Your job is to find the common point of compromise. If you have 100 customers complaining of unusual transactions, those customers likely share a single merchant—and it is this merchant that is likely the source of blame.
Of course, it is a little more nuanced than just finding a merchant that all customers share. For example, many of the customers will have large merchants like Amazon in their recent transaction history. We can rule out Amazon, however, since many uncompromised credit cards also have Amazon as a recent merchant.
This is an example of a commonly common merchant. Everyone, whether compromised or not, shares the merchant. This makes it of little interest to us.
On the opposite end of the spectrum, you have tiny merchants such as the corner drug store. These are commonly uncommon—only one or two customers have transactions from the merchant. We can rule these out as well. Since all of the compromised cards did not interact with the merchant, we can be sure it was not to blame for the security breach.
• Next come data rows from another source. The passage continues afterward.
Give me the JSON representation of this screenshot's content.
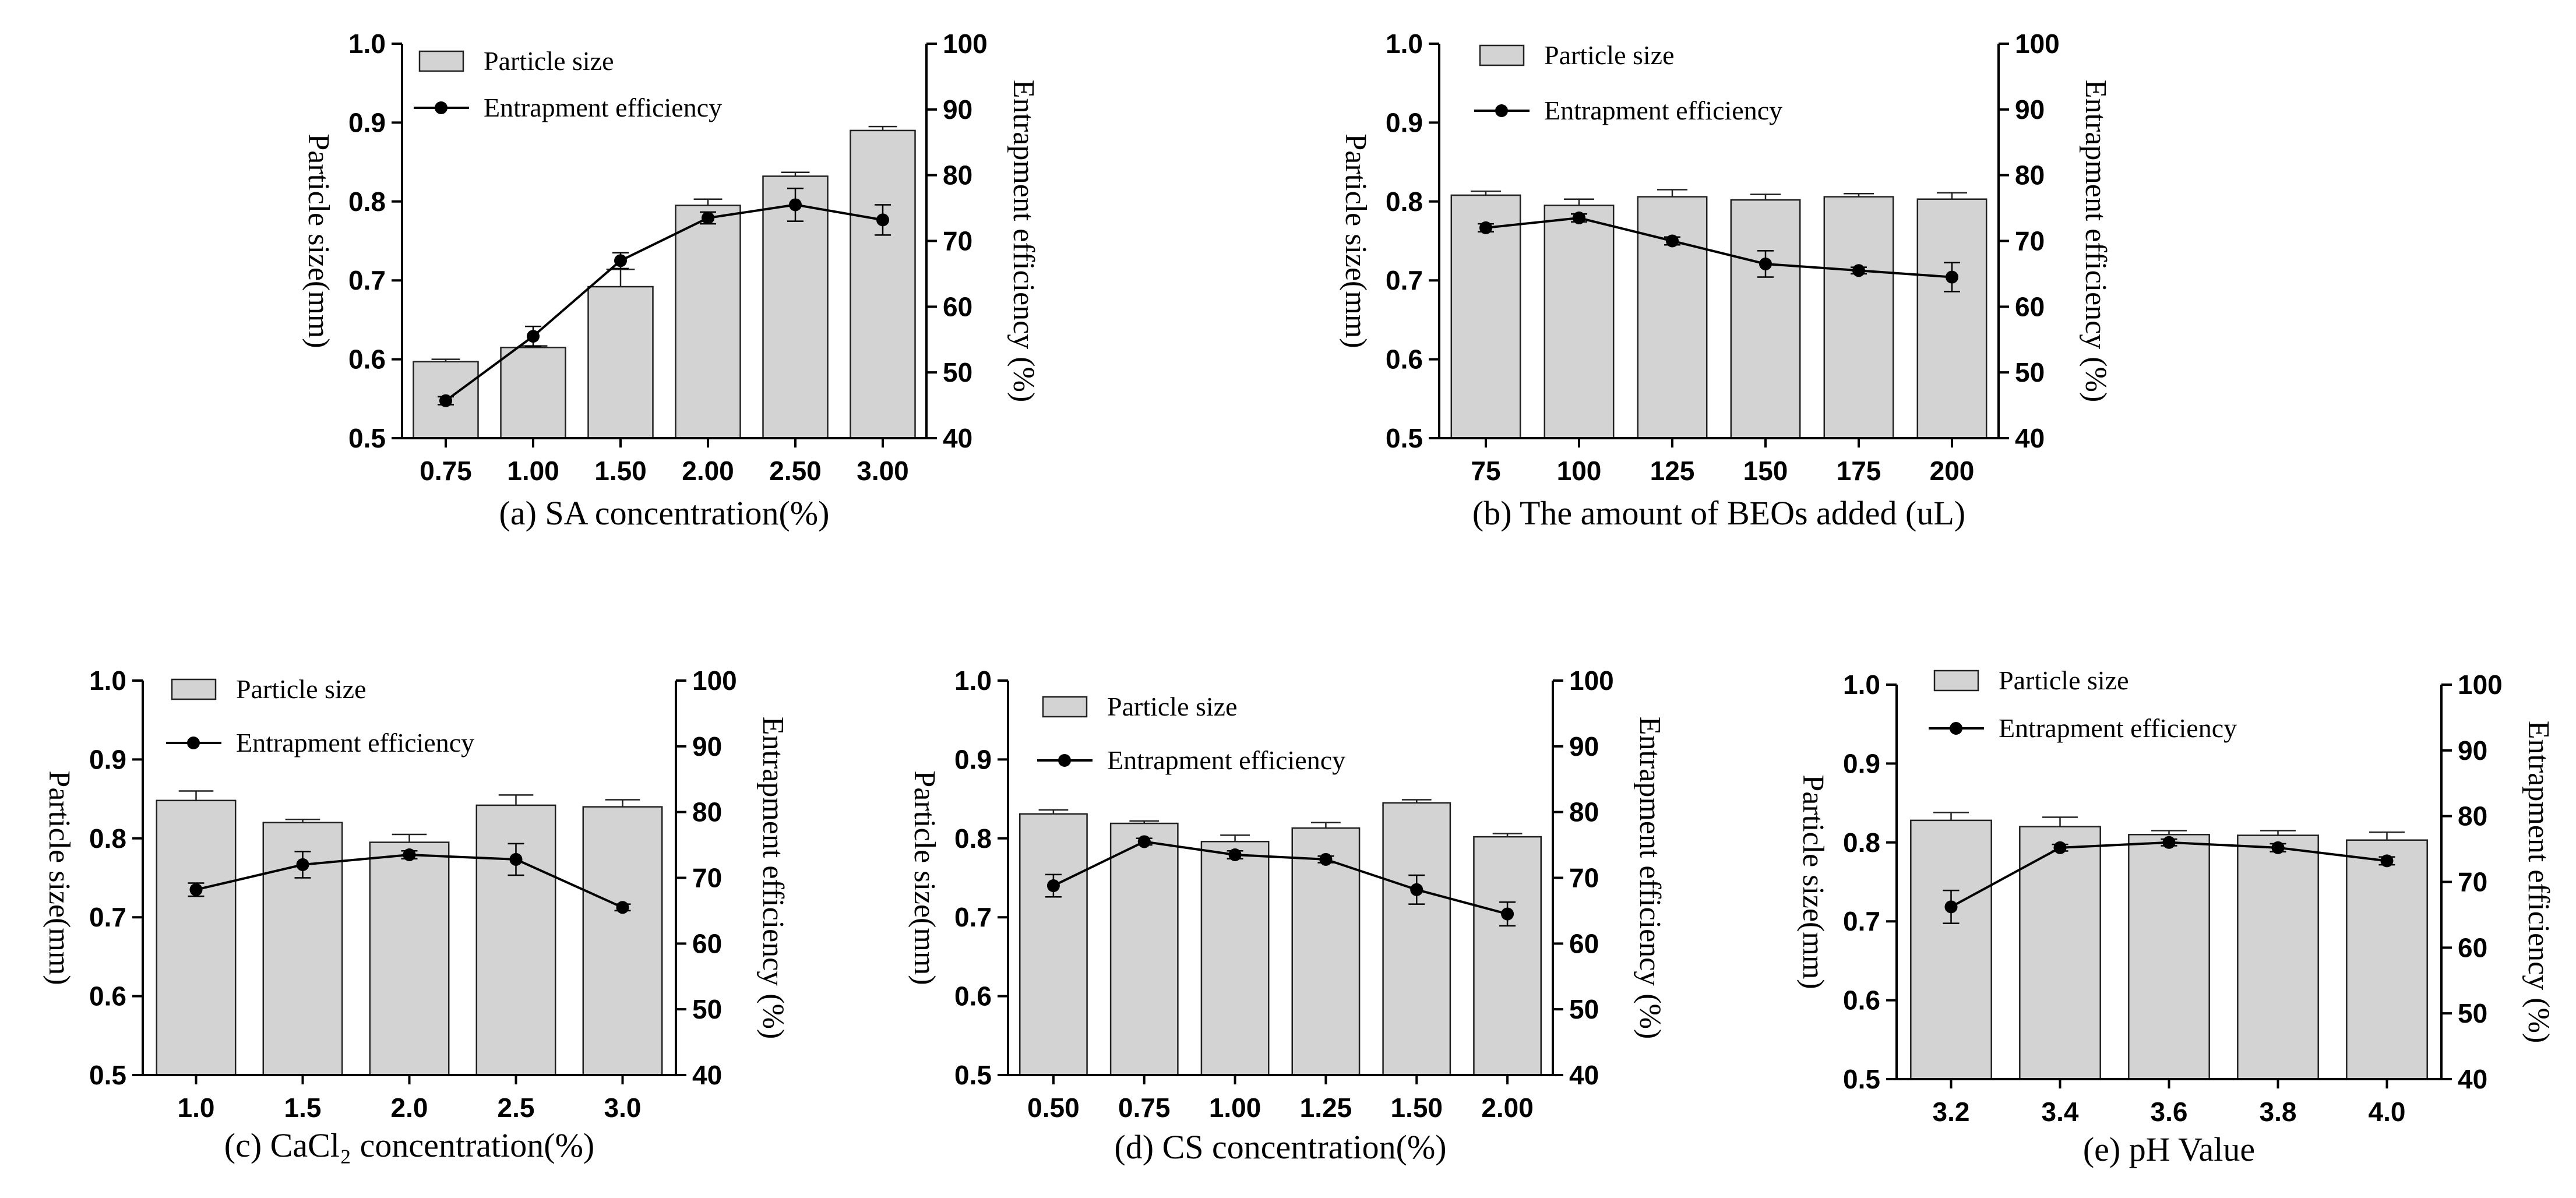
{
  "figure": {
    "legend_labels": {
      "bar": "Particle size",
      "line": "Entrapment efficiency"
    },
    "colors": {
      "bar_fill": "#d3d3d3",
      "bar_stroke": "#222222",
      "line": "#000000",
      "axis": "#000000"
    }
  },
  "chart_data": [
    {
      "id": "a",
      "type": "bar",
      "caption_prefix": "(a)",
      "caption_text": "SA concentration(%)",
      "categories": [
        "0.75",
        "1.00",
        "1.50",
        "2.00",
        "2.50",
        "3.00"
      ],
      "series": [
        {
          "name": "Particle size",
          "type": "bar",
          "axis": "left",
          "values": [
            0.597,
            0.615,
            0.692,
            0.795,
            0.832,
            0.89
          ],
          "errors": [
            0.003,
            0.002,
            0.022,
            0.008,
            0.005,
            0.005
          ]
        },
        {
          "name": "Entrapment efficiency",
          "type": "line",
          "axis": "right",
          "values": [
            45.7,
            55.5,
            67.0,
            73.5,
            75.5,
            73.2
          ],
          "errors": [
            0.6,
            1.5,
            1.2,
            0.9,
            2.5,
            2.3
          ]
        }
      ],
      "ylabel_left": "Particle size(mm)",
      "ylabel_right": "Entrapment efficiency (%)",
      "ylim_left": [
        0.5,
        1.0
      ],
      "ylim_right": [
        40,
        100
      ],
      "yticks_left": [
        "0.5",
        "0.6",
        "0.7",
        "0.8",
        "0.9",
        "1.0"
      ],
      "yticks_right": [
        "40",
        "50",
        "60",
        "70",
        "80",
        "90",
        "100"
      ],
      "legend_position": "top-left"
    },
    {
      "id": "b",
      "type": "bar",
      "caption_prefix": "(b)",
      "caption_text": "The amount of BEOs added (uL)",
      "categories": [
        "75",
        "100",
        "125",
        "150",
        "175",
        "200"
      ],
      "series": [
        {
          "name": "Particle size",
          "type": "bar",
          "axis": "left",
          "values": [
            0.808,
            0.795,
            0.806,
            0.802,
            0.806,
            0.803
          ],
          "errors": [
            0.005,
            0.008,
            0.009,
            0.007,
            0.004,
            0.008
          ]
        },
        {
          "name": "Entrapment efficiency",
          "type": "line",
          "axis": "right",
          "values": [
            72.0,
            73.5,
            70.0,
            66.5,
            65.5,
            64.5
          ],
          "errors": [
            0.6,
            0.6,
            0.6,
            2.0,
            0.5,
            2.2
          ]
        }
      ],
      "ylabel_left": "Particle size(mm)",
      "ylabel_right": "Entrapment efficiency (%)",
      "ylim_left": [
        0.5,
        1.0
      ],
      "ylim_right": [
        40,
        100
      ],
      "yticks_left": [
        "0.5",
        "0.6",
        "0.7",
        "0.8",
        "0.9",
        "1.0"
      ],
      "yticks_right": [
        "40",
        "50",
        "60",
        "70",
        "80",
        "90",
        "100"
      ],
      "legend_position": "top-left"
    },
    {
      "id": "c",
      "type": "bar",
      "caption_prefix": "(c)",
      "caption_text": "CaCl₂ concentration(%)",
      "categories": [
        "1.0",
        "1.5",
        "2.0",
        "2.5",
        "3.0"
      ],
      "series": [
        {
          "name": "Particle size",
          "type": "bar",
          "axis": "left",
          "values": [
            0.848,
            0.82,
            0.795,
            0.842,
            0.84
          ],
          "errors": [
            0.012,
            0.004,
            0.01,
            0.013,
            0.009
          ]
        },
        {
          "name": "Entrapment efficiency",
          "type": "line",
          "axis": "right",
          "values": [
            68.2,
            72.0,
            73.5,
            72.8,
            65.5
          ],
          "errors": [
            1.0,
            2.0,
            0.6,
            2.4,
            0.5
          ]
        }
      ],
      "ylabel_left": "Particle size(mm)",
      "ylabel_right": "Entrapment efficiency (%)",
      "ylim_left": [
        0.5,
        1.0
      ],
      "ylim_right": [
        40,
        100
      ],
      "yticks_left": [
        "0.5",
        "0.6",
        "0.7",
        "0.8",
        "0.9",
        "1.0"
      ],
      "yticks_right": [
        "40",
        "50",
        "60",
        "70",
        "80",
        "90",
        "100"
      ],
      "legend_position": "top-left"
    },
    {
      "id": "d",
      "type": "bar",
      "caption_prefix": "(d)",
      "caption_text": "CS concentration(%)",
      "categories": [
        "0.50",
        "0.75",
        "1.00",
        "1.25",
        "1.50",
        "2.00"
      ],
      "series": [
        {
          "name": "Particle size",
          "type": "bar",
          "axis": "left",
          "values": [
            0.831,
            0.819,
            0.796,
            0.813,
            0.845,
            0.802
          ],
          "errors": [
            0.005,
            0.003,
            0.008,
            0.007,
            0.004,
            0.004
          ]
        },
        {
          "name": "Entrapment efficiency",
          "type": "line",
          "axis": "right",
          "values": [
            68.8,
            75.5,
            73.5,
            72.8,
            68.2,
            64.5
          ],
          "errors": [
            1.7,
            0.5,
            0.6,
            0.5,
            2.2,
            1.8
          ]
        }
      ],
      "ylabel_left": "Particle size(mm)",
      "ylabel_right": "Entrapment efficiency (%)",
      "ylim_left": [
        0.5,
        1.0
      ],
      "ylim_right": [
        40,
        100
      ],
      "yticks_left": [
        "0.5",
        "0.6",
        "0.7",
        "0.8",
        "0.9",
        "1.0"
      ],
      "yticks_right": [
        "40",
        "50",
        "60",
        "70",
        "80",
        "90",
        "100"
      ],
      "legend_position": "top-left"
    },
    {
      "id": "e",
      "type": "bar",
      "caption_prefix": "(e)",
      "caption_text": "pH Value",
      "categories": [
        "3.2",
        "3.4",
        "3.6",
        "3.8",
        "4.0"
      ],
      "series": [
        {
          "name": "Particle size",
          "type": "bar",
          "axis": "left",
          "values": [
            0.828,
            0.82,
            0.81,
            0.809,
            0.803
          ],
          "errors": [
            0.01,
            0.012,
            0.005,
            0.006,
            0.01
          ]
        },
        {
          "name": "Entrapment efficiency",
          "type": "line",
          "axis": "right",
          "values": [
            66.2,
            75.2,
            76.0,
            75.2,
            73.2
          ],
          "errors": [
            2.5,
            0.5,
            0.5,
            0.6,
            0.6
          ]
        }
      ],
      "ylabel_left": "Particle size(mm)",
      "ylabel_right": "Entrapment efficiency (%)",
      "ylim_left": [
        0.5,
        1.0
      ],
      "ylim_right": [
        40,
        100
      ],
      "yticks_left": [
        "0.5",
        "0.6",
        "0.7",
        "0.8",
        "0.9",
        "1.0"
      ],
      "yticks_right": [
        "40",
        "50",
        "60",
        "70",
        "80",
        "90",
        "100"
      ],
      "legend_position": "top-left"
    }
  ]
}
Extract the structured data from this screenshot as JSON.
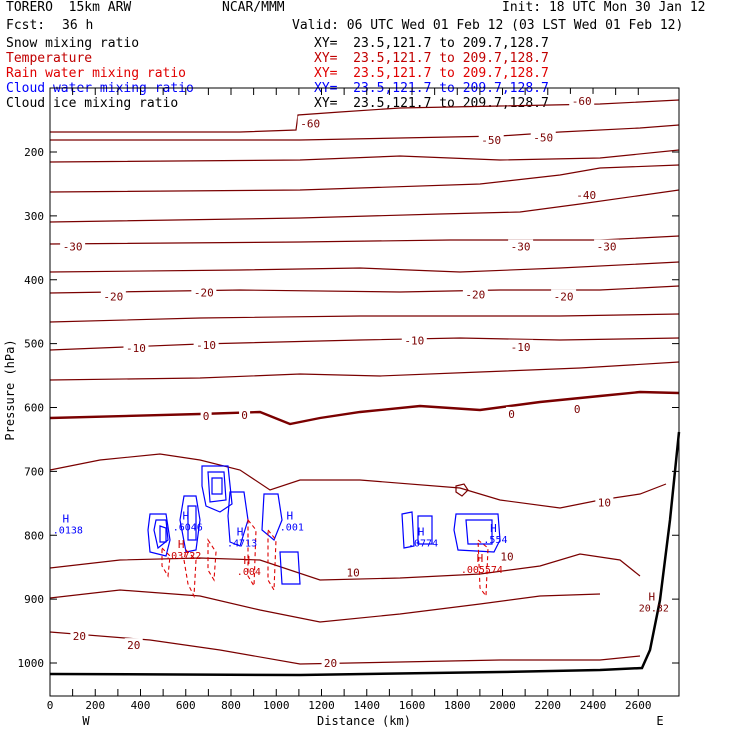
{
  "header": {
    "model": "TORERO  15km ARW",
    "center": "NCAR/MMM",
    "init": "Init: 18 UTC Mon 30 Jan 12",
    "fcst_label": "Fcst:",
    "fcst_value": "36 h",
    "valid": "Valid: 06 UTC Wed 01 Feb 12 (03 LST Wed 01 Feb 12)"
  },
  "fields": [
    {
      "name": "Snow mixing ratio",
      "range": "XY=  23.5,121.7 to 209.7,128.7",
      "color": "#000000"
    },
    {
      "name": "Temperature",
      "range": "XY=  23.5,121.7 to 209.7,128.7",
      "color": "#c00000"
    },
    {
      "name": "Rain water mixing ratio",
      "range": "XY=  23.5,121.7 to 209.7,128.7",
      "color": "#e00000"
    },
    {
      "name": "Cloud water mixing ratio",
      "range": "XY=  23.5,121.7 to 209.7,128.7",
      "color": "#0000ff"
    },
    {
      "name": "Cloud ice mixing ratio",
      "range": "XY=  23.5,121.7 to 209.7,128.7",
      "color": "#000000"
    }
  ],
  "chart_data": {
    "type": "contour-cross-section",
    "xlabel": "Distance (km)",
    "ylabel": "Pressure (hPa)",
    "xlim": [
      0,
      2780
    ],
    "ylim": [
      1050,
      100
    ],
    "x_ticks": [
      0,
      100,
      200,
      300,
      400,
      500,
      600,
      700,
      800,
      900,
      1000,
      1100,
      1200,
      1300,
      1400,
      1500,
      1600,
      1700,
      1800,
      1900,
      2000,
      2100,
      2200,
      2300,
      2400,
      2500,
      2600
    ],
    "x_tick_labels": [
      "0",
      "200",
      "400",
      "600",
      "800",
      "1000",
      "1200",
      "1400",
      "1600",
      "1800",
      "2000",
      "2200",
      "2400",
      "2600"
    ],
    "x_label_values": [
      0,
      200,
      400,
      600,
      800,
      1000,
      1200,
      1400,
      1600,
      1800,
      2000,
      2200,
      2400,
      2600
    ],
    "y_ticks": [
      200,
      300,
      400,
      500,
      600,
      700,
      800,
      900,
      1000
    ],
    "y_tick_labels": [
      "200",
      "300",
      "400",
      "500",
      "600",
      "700",
      "800",
      "900",
      "1000"
    ],
    "west_label": "W",
    "east_label": "E",
    "temperature_labels": [
      {
        "text": "-60",
        "x": 1150,
        "p": 155
      },
      {
        "text": "-60",
        "x": 2350,
        "p": 120
      },
      {
        "text": "-50",
        "x": 1950,
        "p": 181
      },
      {
        "text": "-50",
        "x": 2180,
        "p": 177
      },
      {
        "text": "-40",
        "x": 2370,
        "p": 267
      },
      {
        "text": "-30",
        "x": 100,
        "p": 348
      },
      {
        "text": "-30",
        "x": 2080,
        "p": 348
      },
      {
        "text": "-30",
        "x": 2460,
        "p": 348
      },
      {
        "text": "-20",
        "x": 280,
        "p": 426
      },
      {
        "text": "-20",
        "x": 680,
        "p": 420
      },
      {
        "text": "-20",
        "x": 1880,
        "p": 423
      },
      {
        "text": "-20",
        "x": 2270,
        "p": 426
      },
      {
        "text": "-10",
        "x": 380,
        "p": 507
      },
      {
        "text": "-10",
        "x": 690,
        "p": 502
      },
      {
        "text": "-10",
        "x": 1610,
        "p": 495
      },
      {
        "text": "-10",
        "x": 2080,
        "p": 505
      },
      {
        "text": "0",
        "x": 690,
        "p": 613
      },
      {
        "text": "0",
        "x": 860,
        "p": 612
      },
      {
        "text": "0",
        "x": 2040,
        "p": 610
      },
      {
        "text": "0",
        "x": 2330,
        "p": 602
      },
      {
        "text": "10",
        "x": 1340,
        "p": 858
      },
      {
        "text": "10",
        "x": 2020,
        "p": 833
      },
      {
        "text": "10",
        "x": 2450,
        "p": 749
      },
      {
        "text": "20",
        "x": 130,
        "p": 958
      },
      {
        "text": "20",
        "x": 370,
        "p": 972
      },
      {
        "text": "20",
        "x": 1240,
        "p": 1000
      }
    ],
    "extrema": [
      {
        "mark": "H",
        "value": ".0138",
        "x": 70,
        "p": 780,
        "color": "#0000ff"
      },
      {
        "mark": "H",
        "value": ".6046",
        "x": 600,
        "p": 775,
        "color": "#0000ff"
      },
      {
        "mark": "H",
        "value": ".03722",
        "x": 580,
        "p": 820,
        "color": "#cc0000"
      },
      {
        "mark": "H",
        "value": ".4713",
        "x": 840,
        "p": 800,
        "color": "#0000ff"
      },
      {
        "mark": "H",
        "value": ".004",
        "x": 870,
        "p": 845,
        "color": "#cc0000"
      },
      {
        "mark": "H",
        "value": ".001",
        "x": 1060,
        "p": 775,
        "color": "#0000ff"
      },
      {
        "mark": "H",
        "value": ".0774",
        "x": 1640,
        "p": 800,
        "color": "#0000ff"
      },
      {
        "mark": "H",
        "value": ".554",
        "x": 1960,
        "p": 795,
        "color": "#0000ff"
      },
      {
        "mark": "H",
        "value": ".005574",
        "x": 1900,
        "p": 842,
        "color": "#cc0000"
      },
      {
        "mark": "H",
        "value": "20.32",
        "x": 2660,
        "p": 902,
        "color": "#7a0000"
      }
    ],
    "grid": false,
    "colors": {
      "temperature": "#7a0000",
      "zero_isotherm": "#7a0000",
      "cloud_water": "#0000ff",
      "rain": "#dd0000",
      "terrain": "#000000"
    }
  }
}
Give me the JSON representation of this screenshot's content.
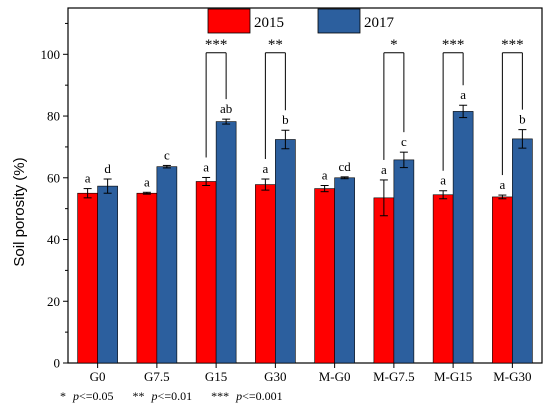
{
  "chart_data": {
    "type": "bar",
    "ylabel": "Soil porosity (%)",
    "ylim": [
      0,
      115
    ],
    "yticks": [
      0,
      20,
      40,
      60,
      80,
      100
    ],
    "categories": [
      "G0",
      "G7.5",
      "G15",
      "G30",
      "M-G0",
      "M-G7.5",
      "M-G15",
      "M-G30"
    ],
    "legend_position": "top-center",
    "series": [
      {
        "name": "2015",
        "color": "#ff0000",
        "values": [
          55.0,
          55.0,
          58.8,
          57.8,
          56.5,
          53.5,
          54.5,
          53.8
        ],
        "errors": [
          1.5,
          0.3,
          1.3,
          1.8,
          1.0,
          5.8,
          1.3,
          0.6
        ],
        "letters": [
          "a",
          "a",
          "a",
          "a",
          "a",
          "a",
          "a",
          "a"
        ]
      },
      {
        "name": "2017",
        "color": "#2c5f9e",
        "values": [
          57.3,
          63.6,
          78.2,
          72.4,
          60.0,
          65.8,
          81.5,
          72.6
        ],
        "errors": [
          2.3,
          0.4,
          0.8,
          3.0,
          0.3,
          2.5,
          2.0,
          3.0
        ],
        "letters": [
          "d",
          "c",
          "ab",
          "b",
          "cd",
          "c",
          "a",
          "b"
        ]
      }
    ],
    "significance": [
      {
        "category": "G15",
        "label": "***"
      },
      {
        "category": "G30",
        "label": "**"
      },
      {
        "category": "M-G7.5",
        "label": "*"
      },
      {
        "category": "M-G15",
        "label": "***"
      },
      {
        "category": "M-G30",
        "label": "***"
      }
    ]
  },
  "footnote": {
    "p1_stars": "*",
    "p1_text": "<=0.05",
    "p2_stars": "**",
    "p2_text": "<=0.01",
    "p3_stars": "***",
    "p3_text": "<=0.001",
    "p_symbol": "p"
  }
}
What we want are uncommonly common merchants. These are merchants that every compromised card shares, but that are not well represented in the background noise of uncompromised cards. These merchants are statistical anomalies; they appear more frequently than they should. It is highly likely that these uncommonly common merchants are to blame.
significant_terms
aggregation does just this. It analyzes your data and finds
terms that appear with a frequency that is statistically anomalous compared
to the background data.
What you do with this statistical anomaly depends on the data. With the credit
card data, you might be looking for fraud. With ecommerce, you might be looking
for an unidentified demographic so you can market to them more efficiently.
If you are analyzing logs, you might find one server that throws a certain type of error
more often than it should. The applications of significant_terms
is nearly endless.